Project expected to remove 80 per cent of threat of flooding in city centre

A controversial project that will provide a key element of plans to prevent flooding of Cork city has been approved by An Bord Pleanála.

The board has sanctioned a €6m project at Morrison’s Island in the city which will see the removal of the existing quay walls and improved flood defences of the River Lee between Parliament Bridge and Parnell Bridge.

The project is a separate element of the larger €140m Lower Lee flood relief scheme being overseen by the Office of Public Works.

It is estimated the proposed works at Morrison’s Island will remove 80 per cent of the threat of flooding in the city centre.


The area around Morrison’s Island is highly prone to flooding and experienced up to a foot of water last November during a period of high tides, which resulted in the closure of several streets.

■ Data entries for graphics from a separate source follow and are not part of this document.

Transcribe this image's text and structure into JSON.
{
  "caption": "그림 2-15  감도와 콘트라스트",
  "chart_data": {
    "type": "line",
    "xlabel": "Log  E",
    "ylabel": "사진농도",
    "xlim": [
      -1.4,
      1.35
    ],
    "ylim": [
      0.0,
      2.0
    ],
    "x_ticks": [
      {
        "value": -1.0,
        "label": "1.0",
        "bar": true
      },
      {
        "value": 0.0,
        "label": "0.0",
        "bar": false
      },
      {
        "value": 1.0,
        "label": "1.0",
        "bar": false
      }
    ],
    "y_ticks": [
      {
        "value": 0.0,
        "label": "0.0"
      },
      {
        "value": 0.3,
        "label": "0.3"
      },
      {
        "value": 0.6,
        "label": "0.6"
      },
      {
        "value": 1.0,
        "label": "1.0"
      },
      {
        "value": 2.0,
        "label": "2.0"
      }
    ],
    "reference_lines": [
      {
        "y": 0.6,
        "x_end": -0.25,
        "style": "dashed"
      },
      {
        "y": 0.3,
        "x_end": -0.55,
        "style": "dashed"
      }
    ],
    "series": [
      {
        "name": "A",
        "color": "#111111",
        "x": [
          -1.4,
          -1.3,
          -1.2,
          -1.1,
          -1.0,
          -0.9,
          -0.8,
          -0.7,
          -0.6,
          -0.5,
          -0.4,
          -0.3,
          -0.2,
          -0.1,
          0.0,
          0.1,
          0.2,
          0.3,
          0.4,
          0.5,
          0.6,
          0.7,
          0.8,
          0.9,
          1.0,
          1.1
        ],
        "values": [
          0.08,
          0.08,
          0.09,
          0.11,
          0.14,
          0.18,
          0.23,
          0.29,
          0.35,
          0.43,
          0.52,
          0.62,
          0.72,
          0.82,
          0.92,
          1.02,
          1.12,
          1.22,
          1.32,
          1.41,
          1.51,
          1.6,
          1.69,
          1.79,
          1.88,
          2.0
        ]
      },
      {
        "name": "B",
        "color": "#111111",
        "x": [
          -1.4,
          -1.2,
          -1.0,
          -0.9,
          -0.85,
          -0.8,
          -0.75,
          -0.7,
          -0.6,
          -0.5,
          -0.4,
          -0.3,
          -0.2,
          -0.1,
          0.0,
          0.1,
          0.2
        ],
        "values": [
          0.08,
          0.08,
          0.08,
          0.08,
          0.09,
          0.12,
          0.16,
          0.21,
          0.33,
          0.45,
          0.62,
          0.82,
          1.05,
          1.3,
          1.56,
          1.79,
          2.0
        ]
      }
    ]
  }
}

Over 630 submissions were made to the board with opponents including the Save Cork City organisation calling for an oral hearing.

They accused the planning authorities of "project splitting" as Cork City Council had decided to advance the Morrison's Island element as a standalone scheme because of the significant impact it could have on reducing the risk of flooding in the city.

Save Cork City claimed the threat of flooding could be better addressed by the construction of a tidal barrier downstream which together with upstream catchment management measures would allow the historic quay walls to be preserved and repaired.

However An Bord Pleanàla said it was satisfied based on a screening report carried out by a senior ecologist that it was unlikely the proposed works would have a significant effect on protected habitats including the Cork Harbour Special Protection Area.

It said the project would deliver significant benefits in terms of reducing the risk of tidal flooding in the area and would provide an improved public realm along the banks of the River Lee.

The board imposed a number of planning conditions include the appointment of an ecologist and conversation specialist to oversee the works.